World Suicide Prevention Day

Written by Philip Payne

September 10, 2020

Every year, September 10th is recognized as World Suicide Prevention Day. This day is in conjunction with September serving as Suicide Prevention Month to create awareness about the mental health challenges that millions of people face every day. At Apportis, it is our goal for everyone to have access to mental health resources at all times.

The suicide statistics are extremely frightening in the United States. According to the Centers for Disease Control and Prevention (CDC), in 2017, suicide claimed over 47,000 lives, making it the tenth leading cause of death in the United States. It is sad to see that those numbers have only increased since then. Furthermore, it was shown to be the second leading cause of death among the population age group of 10-34.

The the COVID-19 pandemic has caused mental health awareness and suicide prevention discussions to become even more crucial. The United States is actively working to support the mental health needs of its citizens. Shockingly, the national suicide rates are now at the highest point since World War II. In effort of aiding United States’ citizens, the Federal Communications Commission (FCC) approved “988” to be the official National Suicide Hotline number. The number becomes active on July 16, 2022. Until then, the current hotline number is 1-800-273-8255 (TALK).

Listed below are some tips from the World Health Organization (WHO) on how to look after your mental health:

  • Keep informed. Listen to advice and recommendations from your national and local authorities.
  • Have a routine. Keep up with daily routines as far as possible, or make new ones.
  • Minimize newsfeeds. Try to reduce how much you watch, read or listen to news that makes you feel anxious or distressed.
  • Social contact is important.

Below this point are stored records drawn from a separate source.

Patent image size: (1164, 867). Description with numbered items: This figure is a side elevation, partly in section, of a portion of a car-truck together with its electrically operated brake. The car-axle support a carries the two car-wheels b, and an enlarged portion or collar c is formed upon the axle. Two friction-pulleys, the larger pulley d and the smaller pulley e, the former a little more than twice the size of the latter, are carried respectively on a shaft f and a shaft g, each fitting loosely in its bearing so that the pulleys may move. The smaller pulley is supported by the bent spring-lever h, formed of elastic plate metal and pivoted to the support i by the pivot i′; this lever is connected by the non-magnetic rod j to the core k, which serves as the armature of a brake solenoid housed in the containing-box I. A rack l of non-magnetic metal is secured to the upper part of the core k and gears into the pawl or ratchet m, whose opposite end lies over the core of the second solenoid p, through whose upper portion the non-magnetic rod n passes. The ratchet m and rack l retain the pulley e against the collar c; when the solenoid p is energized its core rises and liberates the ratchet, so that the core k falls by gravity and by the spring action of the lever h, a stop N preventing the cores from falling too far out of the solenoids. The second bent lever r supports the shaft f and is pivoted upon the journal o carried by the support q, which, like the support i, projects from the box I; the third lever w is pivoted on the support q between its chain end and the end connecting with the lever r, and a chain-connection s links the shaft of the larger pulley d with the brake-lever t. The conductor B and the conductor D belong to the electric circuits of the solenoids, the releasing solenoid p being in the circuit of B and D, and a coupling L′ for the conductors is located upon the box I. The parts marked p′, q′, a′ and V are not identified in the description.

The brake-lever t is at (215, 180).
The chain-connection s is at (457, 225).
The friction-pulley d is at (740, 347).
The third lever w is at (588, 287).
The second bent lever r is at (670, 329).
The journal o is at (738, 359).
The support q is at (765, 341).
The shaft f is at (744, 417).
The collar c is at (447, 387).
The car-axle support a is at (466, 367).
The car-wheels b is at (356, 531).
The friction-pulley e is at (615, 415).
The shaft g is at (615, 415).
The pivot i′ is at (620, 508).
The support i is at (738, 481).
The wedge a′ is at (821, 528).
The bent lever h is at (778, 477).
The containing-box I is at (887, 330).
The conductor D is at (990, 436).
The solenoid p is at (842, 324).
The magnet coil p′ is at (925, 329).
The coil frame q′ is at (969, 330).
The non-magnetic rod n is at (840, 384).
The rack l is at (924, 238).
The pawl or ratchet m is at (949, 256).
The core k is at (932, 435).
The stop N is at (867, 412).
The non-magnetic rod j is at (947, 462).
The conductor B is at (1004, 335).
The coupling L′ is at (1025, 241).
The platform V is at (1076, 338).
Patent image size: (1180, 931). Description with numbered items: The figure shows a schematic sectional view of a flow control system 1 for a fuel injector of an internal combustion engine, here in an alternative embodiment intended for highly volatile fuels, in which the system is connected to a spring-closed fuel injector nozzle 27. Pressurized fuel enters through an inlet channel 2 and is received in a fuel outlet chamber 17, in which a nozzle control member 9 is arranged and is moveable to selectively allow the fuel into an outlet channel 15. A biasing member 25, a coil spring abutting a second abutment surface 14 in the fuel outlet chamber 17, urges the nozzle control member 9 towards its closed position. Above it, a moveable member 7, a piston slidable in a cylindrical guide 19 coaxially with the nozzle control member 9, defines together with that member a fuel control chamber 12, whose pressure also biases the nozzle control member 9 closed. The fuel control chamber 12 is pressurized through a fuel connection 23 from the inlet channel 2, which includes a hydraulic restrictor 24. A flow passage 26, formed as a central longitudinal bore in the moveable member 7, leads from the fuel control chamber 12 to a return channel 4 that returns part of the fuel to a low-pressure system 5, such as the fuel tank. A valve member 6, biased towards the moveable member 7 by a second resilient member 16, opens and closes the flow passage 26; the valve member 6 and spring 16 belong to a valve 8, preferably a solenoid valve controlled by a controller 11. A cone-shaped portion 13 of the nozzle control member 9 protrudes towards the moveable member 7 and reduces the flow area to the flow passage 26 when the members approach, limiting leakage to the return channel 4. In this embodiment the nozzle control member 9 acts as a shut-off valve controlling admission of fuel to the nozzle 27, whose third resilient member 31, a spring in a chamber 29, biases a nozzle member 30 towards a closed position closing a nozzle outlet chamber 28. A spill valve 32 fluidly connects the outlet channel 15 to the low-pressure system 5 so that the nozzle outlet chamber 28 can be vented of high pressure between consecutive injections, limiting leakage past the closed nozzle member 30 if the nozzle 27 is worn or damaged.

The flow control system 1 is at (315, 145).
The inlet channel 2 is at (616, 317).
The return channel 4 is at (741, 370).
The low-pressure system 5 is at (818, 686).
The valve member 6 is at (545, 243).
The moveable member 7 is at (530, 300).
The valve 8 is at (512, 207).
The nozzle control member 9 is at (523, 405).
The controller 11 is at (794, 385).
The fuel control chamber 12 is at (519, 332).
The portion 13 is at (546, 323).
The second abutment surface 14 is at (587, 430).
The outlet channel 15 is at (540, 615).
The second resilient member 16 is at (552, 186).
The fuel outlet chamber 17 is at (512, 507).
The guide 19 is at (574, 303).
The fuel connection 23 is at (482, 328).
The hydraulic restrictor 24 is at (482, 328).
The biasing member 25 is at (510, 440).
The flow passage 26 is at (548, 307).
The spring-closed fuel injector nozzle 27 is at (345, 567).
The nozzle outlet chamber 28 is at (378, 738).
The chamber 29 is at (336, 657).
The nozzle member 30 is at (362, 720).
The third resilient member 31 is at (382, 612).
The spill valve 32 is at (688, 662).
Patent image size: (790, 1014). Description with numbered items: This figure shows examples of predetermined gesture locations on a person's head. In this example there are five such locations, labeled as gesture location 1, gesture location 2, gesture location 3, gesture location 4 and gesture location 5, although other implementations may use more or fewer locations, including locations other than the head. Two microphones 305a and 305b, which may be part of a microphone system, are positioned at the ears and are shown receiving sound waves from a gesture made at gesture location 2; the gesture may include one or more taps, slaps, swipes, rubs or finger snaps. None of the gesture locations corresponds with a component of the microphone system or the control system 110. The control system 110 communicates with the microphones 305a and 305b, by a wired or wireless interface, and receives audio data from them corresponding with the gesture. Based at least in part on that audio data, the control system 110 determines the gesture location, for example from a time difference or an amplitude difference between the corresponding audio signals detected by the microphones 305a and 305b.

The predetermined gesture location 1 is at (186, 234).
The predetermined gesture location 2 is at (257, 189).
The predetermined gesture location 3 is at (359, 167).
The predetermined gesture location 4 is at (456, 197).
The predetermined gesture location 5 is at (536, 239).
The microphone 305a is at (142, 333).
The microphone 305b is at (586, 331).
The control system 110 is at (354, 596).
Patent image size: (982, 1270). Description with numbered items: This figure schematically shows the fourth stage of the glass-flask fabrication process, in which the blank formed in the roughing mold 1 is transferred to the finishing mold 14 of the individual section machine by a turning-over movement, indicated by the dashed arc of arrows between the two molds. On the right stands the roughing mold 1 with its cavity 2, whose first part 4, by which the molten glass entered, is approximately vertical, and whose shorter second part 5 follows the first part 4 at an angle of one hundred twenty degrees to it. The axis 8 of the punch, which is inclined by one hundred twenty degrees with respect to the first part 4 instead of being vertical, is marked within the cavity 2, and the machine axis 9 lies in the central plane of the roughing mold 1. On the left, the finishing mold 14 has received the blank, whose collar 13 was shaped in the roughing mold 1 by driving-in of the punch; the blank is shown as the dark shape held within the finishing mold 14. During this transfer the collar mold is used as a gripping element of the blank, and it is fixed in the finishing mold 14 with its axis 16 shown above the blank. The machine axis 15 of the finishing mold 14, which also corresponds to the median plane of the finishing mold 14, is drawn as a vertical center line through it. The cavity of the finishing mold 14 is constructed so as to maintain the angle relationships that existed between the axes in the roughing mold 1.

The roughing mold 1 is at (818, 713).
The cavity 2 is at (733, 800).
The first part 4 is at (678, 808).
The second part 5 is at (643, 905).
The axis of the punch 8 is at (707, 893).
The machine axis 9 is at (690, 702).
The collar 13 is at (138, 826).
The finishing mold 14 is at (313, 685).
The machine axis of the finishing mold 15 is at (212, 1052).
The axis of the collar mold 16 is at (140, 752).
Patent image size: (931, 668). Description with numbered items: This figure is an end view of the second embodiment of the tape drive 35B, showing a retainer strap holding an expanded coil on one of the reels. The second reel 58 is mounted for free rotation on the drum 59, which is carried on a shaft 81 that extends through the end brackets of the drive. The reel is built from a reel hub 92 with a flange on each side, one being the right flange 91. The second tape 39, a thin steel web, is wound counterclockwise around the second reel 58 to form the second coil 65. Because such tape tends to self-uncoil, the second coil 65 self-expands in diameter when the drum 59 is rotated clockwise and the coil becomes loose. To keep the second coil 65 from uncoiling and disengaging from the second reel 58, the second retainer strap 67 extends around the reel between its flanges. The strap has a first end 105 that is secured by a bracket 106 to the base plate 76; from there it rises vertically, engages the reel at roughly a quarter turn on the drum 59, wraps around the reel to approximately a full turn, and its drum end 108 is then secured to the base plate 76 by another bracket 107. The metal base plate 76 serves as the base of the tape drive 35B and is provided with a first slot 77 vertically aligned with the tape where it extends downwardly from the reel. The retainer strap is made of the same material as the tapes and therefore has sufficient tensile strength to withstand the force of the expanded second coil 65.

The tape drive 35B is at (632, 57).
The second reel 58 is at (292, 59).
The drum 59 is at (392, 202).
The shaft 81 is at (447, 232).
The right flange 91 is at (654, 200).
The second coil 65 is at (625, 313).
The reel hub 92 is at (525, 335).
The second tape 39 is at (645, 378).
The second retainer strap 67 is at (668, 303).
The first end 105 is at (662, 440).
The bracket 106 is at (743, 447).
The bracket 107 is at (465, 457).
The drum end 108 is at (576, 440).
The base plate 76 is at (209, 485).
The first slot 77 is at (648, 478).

If your movements are restricted, keep in regular contact with people close to you by telephone and online channels.
  • Alcohol and drug use. Limit the amount of alcohol you drink or don’t drink alcohol at all.
  • Screen time. Be aware of how much time you spend in front of a screen every day.
  • Social media. Use your social media accounts to promote positive and hopeful stories. Correct misinformation wherever you see it.
  • Help others. If you are able to, offer support to people in your community who may need it, such as helping them with food shopping.
  • Support health workers. Take opportunities online or through your community to thank your country’s health-care workers and all those working to respond to COVID-19.

We encourage our community to reach out to our company, their loved ones, other mental health advocates, etc. to discuss their mental health needs. There are many resources available to those struggling with mental health disparities. Please remember: Your Life Matters!